I completely agree with everything you said. It doesn't change my affect my argument.
*Which of you is 'right' is irrelevant ...
One bilby is right, and the other is wrong. That's the non-physical difference.
Think of replacing one spatial dimension with the temporal dimension such as distance over time. On one graph, you would have the original bilby extending from birth. On the other graph, you would have a much shorter interval starting from the moment that the clone was made. So the original bilby is a much larger organism to aliens that can see in 4 dimensions. But to humans that don't have that luxury, we can't tell you apart.
And the difference this makes to either bilby is what?
nothing tangible, nothing physical, nothing noticeable ...
History is what you remember. Whether those memories represent something real in the past is irrelevant.
Yes, that is what interests me so much about all of this. It should be irrelevant, but in this case it's not. One is the "real" bilby, and the other is a clone.
The difference is ONLY apparent to your hypothesised alien who sees in 4 dimensions; and to that alien, the two entities are as physically different as a circle drawn on paper is different from a sphere, to you or I.

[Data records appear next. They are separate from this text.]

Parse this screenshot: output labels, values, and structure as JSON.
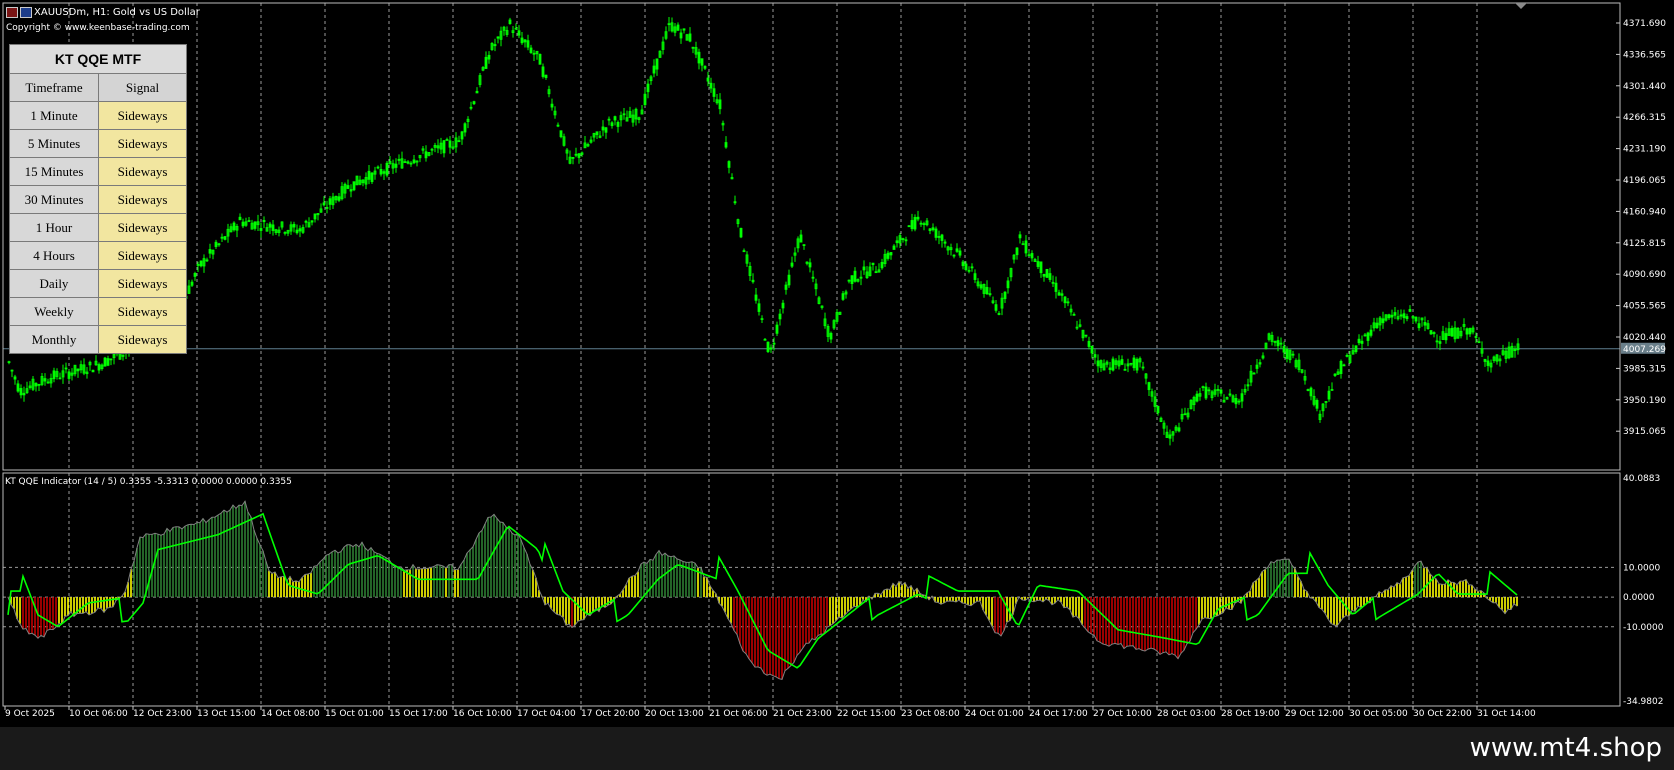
{
  "window": {
    "symbol_title": "XAUUSDm, H1:  Gold vs US Dollar",
    "copyright": "Copyright © www.keenbase-trading.com"
  },
  "mtf_table": {
    "title": "KT QQE MTF",
    "col_timeframe": "Timeframe",
    "col_signal": "Signal",
    "rows": [
      {
        "timeframe": "1 Minute",
        "signal": "Sideways"
      },
      {
        "timeframe": "5 Minutes",
        "signal": "Sideways"
      },
      {
        "timeframe": "15 Minutes",
        "signal": "Sideways"
      },
      {
        "timeframe": "30 Minutes",
        "signal": "Sideways"
      },
      {
        "timeframe": "1 Hour",
        "signal": "Sideways"
      },
      {
        "timeframe": "4 Hours",
        "signal": "Sideways"
      },
      {
        "timeframe": "Daily",
        "signal": "Sideways"
      },
      {
        "timeframe": "Weekly",
        "signal": "Sideways"
      },
      {
        "timeframe": "Monthly",
        "signal": "Sideways"
      }
    ]
  },
  "price_axis": {
    "labels": [
      "4371.690",
      "4336.565",
      "4301.440",
      "4266.315",
      "4231.190",
      "4196.065",
      "4160.940",
      "4125.815",
      "4090.690",
      "4055.565",
      "4020.440",
      "3985.315",
      "3950.190",
      "3915.065"
    ],
    "current_price": "4007.269"
  },
  "indicator": {
    "label": "KT QQE Indicator (14 / 5) 0.3355 -5.3313 0.0000 0.0000 0.3355",
    "axis_labels": [
      "40.0883",
      "10.0000",
      "0.0000",
      "-10.0000",
      "-34.9802"
    ]
  },
  "time_axis": {
    "labels": [
      "9 Oct 2025",
      "10 Oct 06:00",
      "12 Oct 23:00",
      "13 Oct 15:00",
      "14 Oct 08:00",
      "15 Oct 01:00",
      "15 Oct 17:00",
      "16 Oct 10:00",
      "17 Oct 04:00",
      "17 Oct 20:00",
      "20 Oct 13:00",
      "21 Oct 06:00",
      "21 Oct 23:00",
      "22 Oct 15:00",
      "23 Oct 08:00",
      "24 Oct 01:00",
      "24 Oct 17:00",
      "27 Oct 10:00",
      "28 Oct 03:00",
      "28 Oct 19:00",
      "29 Oct 12:00",
      "30 Oct 05:00",
      "30 Oct 22:00",
      "31 Oct 14:00"
    ]
  },
  "colors": {
    "candles": "#00ff00",
    "grid": "#9a9a9a",
    "qqe_line": "#00ff00",
    "hist_bull": "#2e7d32",
    "hist_neutral": "#ffff00",
    "hist_bear": "#c00000",
    "rsi_line": "#808080",
    "price_line": "#5f7f8f"
  },
  "footer": {
    "url": "www.mt4.shop"
  }
}
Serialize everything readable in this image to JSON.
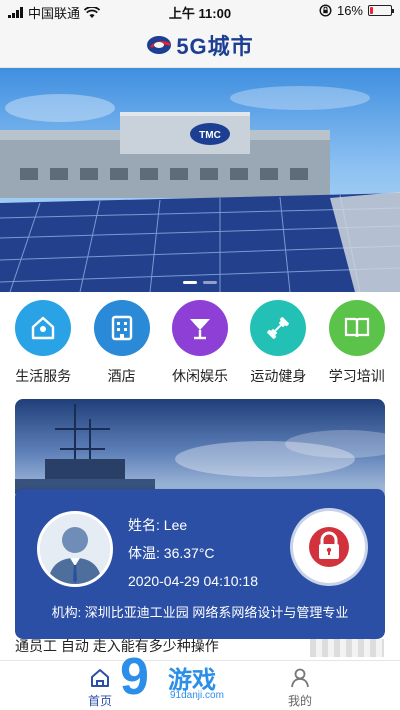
{
  "status_bar": {
    "carrier": "中国联通",
    "time": "上午 11:00",
    "battery": "16%",
    "battery_level": 0.16,
    "icons": [
      "signal-icon",
      "wifi-icon",
      "rotation-lock-icon",
      "battery-icon"
    ]
  },
  "header": {
    "logo_text": "5G城市",
    "brand_color": "#1d3f93",
    "logo_icon": "e-swoosh-logo"
  },
  "banner": {
    "sign_text": "TMC",
    "slide_count": 2,
    "active_slide": 1
  },
  "categories": [
    {
      "label": "生活服务",
      "icon": "home-location-icon",
      "color": "#2aa3e6"
    },
    {
      "label": "酒店",
      "icon": "building-icon",
      "color": "#2a8ad8"
    },
    {
      "label": "休闲娱乐",
      "icon": "cocktail-icon",
      "color": "#8e3fd6"
    },
    {
      "label": "运动健身",
      "icon": "dumbbell-icon",
      "color": "#23c1b5"
    },
    {
      "label": "学习培训",
      "icon": "book-icon",
      "color": "#5cc34a"
    }
  ],
  "card": {
    "name_line": "姓名: Lee",
    "temp_line": "体温: 36.37°C",
    "datetime": "2020-04-29 04:10:18",
    "org_line": "机构: 深圳比亚迪工业园  网络系网络设计与管理专业",
    "panel_color": "#2c4fa6",
    "lock_icon": "lock-icon",
    "lock_color": "#d2323c"
  },
  "news": {
    "headline": "通员工  自动  走入能有多少种操作"
  },
  "tabs": [
    {
      "label": "首页",
      "icon": "home-icon",
      "active": true
    },
    {
      "label": "我的",
      "icon": "person-icon",
      "active": false
    }
  ],
  "watermark": {
    "text": "游戏",
    "number": "9",
    "sub": "91danji.com"
  }
}
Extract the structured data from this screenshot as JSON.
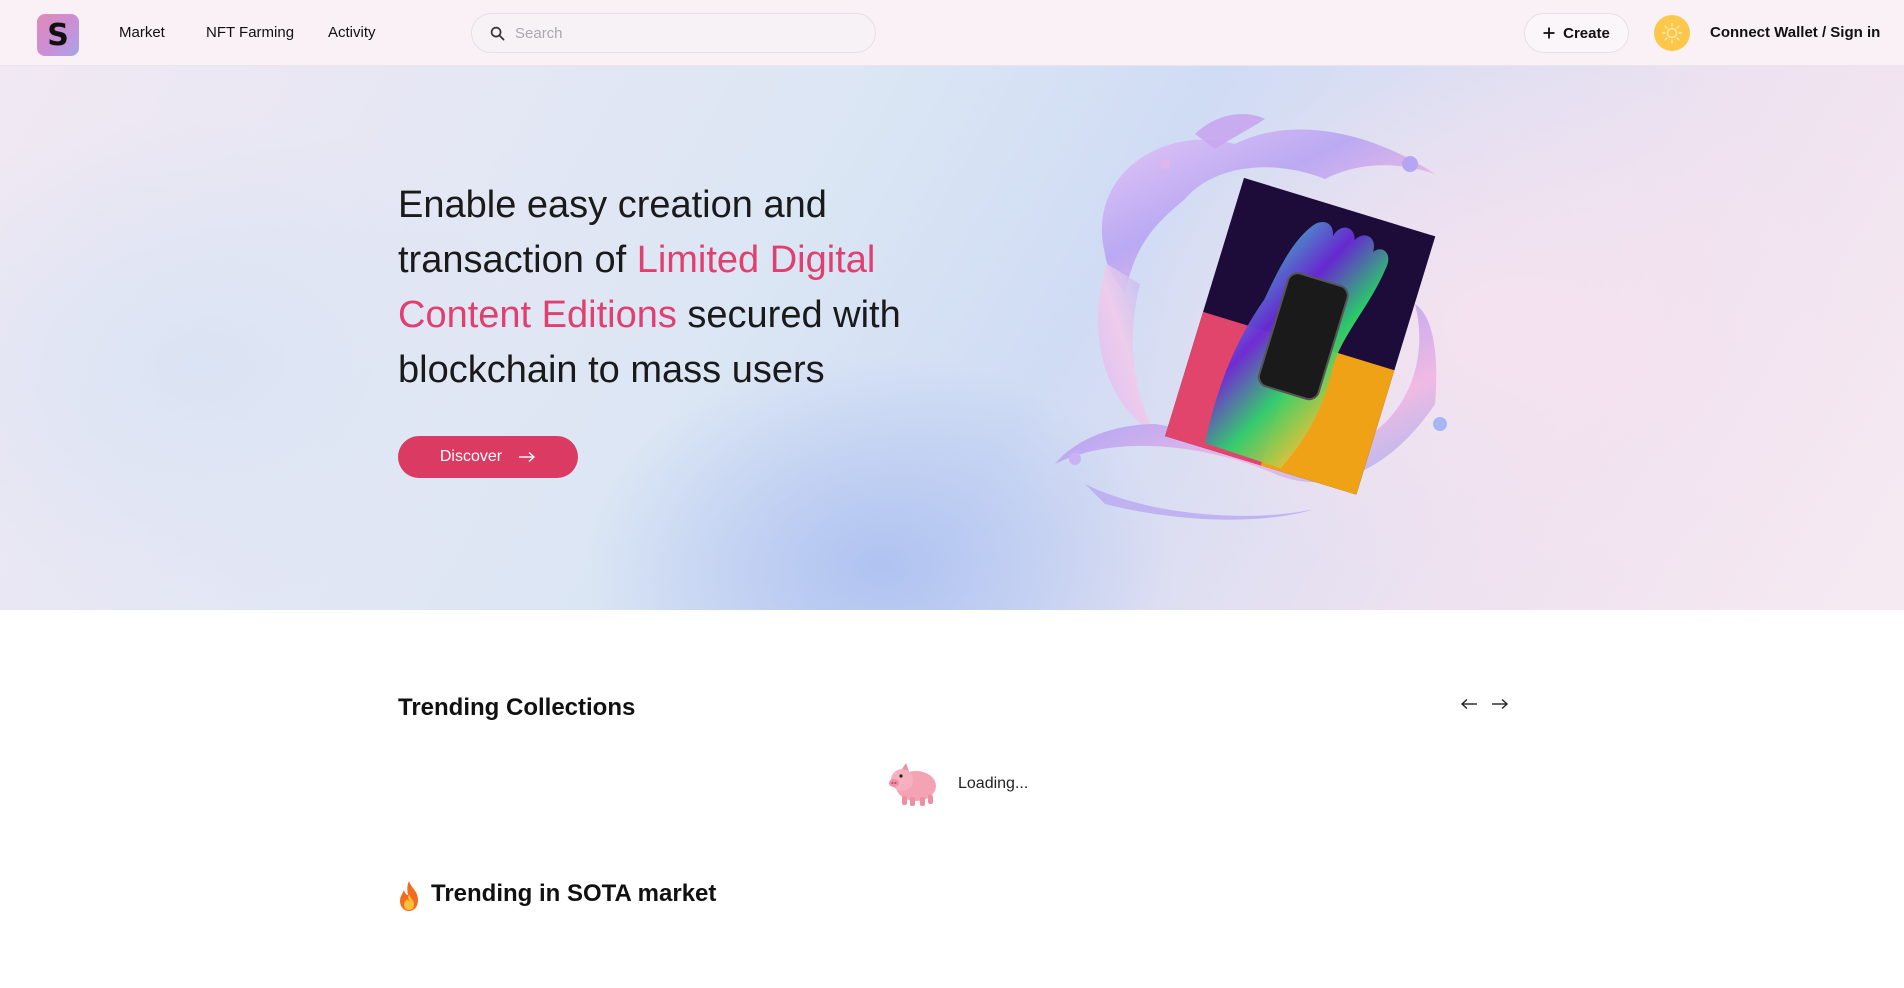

When you say "So the original bilby is a much larger organism to aliens that can see in 4 dimensions" you are describing a physical difference between two objects - one is "much larger" than the other.
Your problem is that you are switching points of view without acknowledging it - from our regular day-to-day perspective, there is no physical difference, the claim that the two clones are identical is true, and the distinction that one is 'the original' is meaningless.
From the higher dimensional perspective, the physical difference is obvious, and the claim that the two clones are identical is clearly false; the original is the one that is largest in the 't' dimension.
Either point of view is fine; but you can't pick bits of your argument from one, and bits from the other, and expect to reach a useful conclusion.